La batalla de Sao Paulo

El ataque frontal del hampa organizada contra la sociedad paulista puso en entredicho la autoridad y mostró el poder del narcotráfico y la corrupción en Brasil.

Una verdadera guerra urbana puso de cabeza la ciudad más importante de Brasil y dejó en duda quién manda en Sao Paulo: si una poderosa organización criminal denominada Primer Comando de la Capital (PCC), cuyo jefe es Marcos Willians Herbas Camacho alias 'Marcola', o las autoridades brasileñas. Al cierre de esta edición el saldo era de 170 muertos, 251 ataques, 80 buses incendiados y 77 motines carcelarios.

La guerra se desató por la decisión de trasladar 766 integrantes del PCC, detenidos a una cárcel de máxima seguridad a casi 600 kilómetros de Sao Paulo.
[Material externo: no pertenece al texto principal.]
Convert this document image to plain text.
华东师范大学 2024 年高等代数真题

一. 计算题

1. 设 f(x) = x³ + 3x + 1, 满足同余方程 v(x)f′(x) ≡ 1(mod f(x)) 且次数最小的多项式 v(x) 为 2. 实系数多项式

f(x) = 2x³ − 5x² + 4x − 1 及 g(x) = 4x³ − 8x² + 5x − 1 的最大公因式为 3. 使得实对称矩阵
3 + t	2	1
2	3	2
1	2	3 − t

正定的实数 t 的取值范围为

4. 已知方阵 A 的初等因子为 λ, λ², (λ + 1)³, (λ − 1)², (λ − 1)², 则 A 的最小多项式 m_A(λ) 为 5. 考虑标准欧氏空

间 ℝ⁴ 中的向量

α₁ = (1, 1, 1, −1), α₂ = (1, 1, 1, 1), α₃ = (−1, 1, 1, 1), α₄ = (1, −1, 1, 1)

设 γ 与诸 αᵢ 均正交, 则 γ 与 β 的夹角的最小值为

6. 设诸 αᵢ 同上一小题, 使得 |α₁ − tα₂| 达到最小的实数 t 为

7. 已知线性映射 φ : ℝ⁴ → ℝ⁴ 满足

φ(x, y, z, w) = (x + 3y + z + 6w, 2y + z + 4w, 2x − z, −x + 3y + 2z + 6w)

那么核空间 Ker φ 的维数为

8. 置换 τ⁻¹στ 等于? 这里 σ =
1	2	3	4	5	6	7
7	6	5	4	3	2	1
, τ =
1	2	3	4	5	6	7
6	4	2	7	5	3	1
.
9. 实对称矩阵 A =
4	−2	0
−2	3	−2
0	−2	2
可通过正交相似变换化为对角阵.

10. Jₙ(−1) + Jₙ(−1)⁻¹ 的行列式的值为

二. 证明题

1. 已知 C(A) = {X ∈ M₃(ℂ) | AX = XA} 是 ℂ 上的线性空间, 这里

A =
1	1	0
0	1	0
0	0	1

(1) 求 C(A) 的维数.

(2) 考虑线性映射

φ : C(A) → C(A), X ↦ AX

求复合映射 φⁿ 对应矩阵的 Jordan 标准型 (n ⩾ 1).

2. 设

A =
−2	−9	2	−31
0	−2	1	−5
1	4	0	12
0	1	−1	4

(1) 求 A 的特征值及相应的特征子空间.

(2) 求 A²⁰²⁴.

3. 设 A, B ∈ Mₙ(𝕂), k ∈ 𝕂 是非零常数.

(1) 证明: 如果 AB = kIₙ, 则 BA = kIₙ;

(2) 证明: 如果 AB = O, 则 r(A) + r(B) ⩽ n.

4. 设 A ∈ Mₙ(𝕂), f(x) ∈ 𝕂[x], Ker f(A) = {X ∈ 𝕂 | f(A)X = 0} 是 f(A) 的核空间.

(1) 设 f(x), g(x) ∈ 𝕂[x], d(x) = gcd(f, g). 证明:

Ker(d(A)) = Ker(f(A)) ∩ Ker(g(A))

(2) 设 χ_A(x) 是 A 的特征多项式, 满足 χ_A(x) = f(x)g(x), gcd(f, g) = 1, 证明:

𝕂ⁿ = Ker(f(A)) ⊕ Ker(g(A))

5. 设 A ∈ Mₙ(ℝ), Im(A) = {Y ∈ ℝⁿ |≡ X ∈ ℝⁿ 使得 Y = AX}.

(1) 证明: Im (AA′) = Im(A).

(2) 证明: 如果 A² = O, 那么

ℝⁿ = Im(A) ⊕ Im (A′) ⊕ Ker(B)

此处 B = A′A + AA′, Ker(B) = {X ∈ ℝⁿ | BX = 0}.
Todos fueron puestos bajo el Régimen Disciplinario Diferenciado, lo que les impedía cualquier contacto con abogados o visitas durante 30 días, una hora de sol por 23 de reclusión, y nada de televisión, a pocas semanas de iniciarse el Mundial de Fútbol.

Y es que Marcola no es uno más. Se trata de una especie de reyezuelo todopoderoso que demostró su enorme peligrosidad al movilizar con una simple llamada de celular a un ejército de 500 criminales para iniciar un ataque sincronizado contra policías y uniformados, al tiempo que estallaban motines en todas las cárceles.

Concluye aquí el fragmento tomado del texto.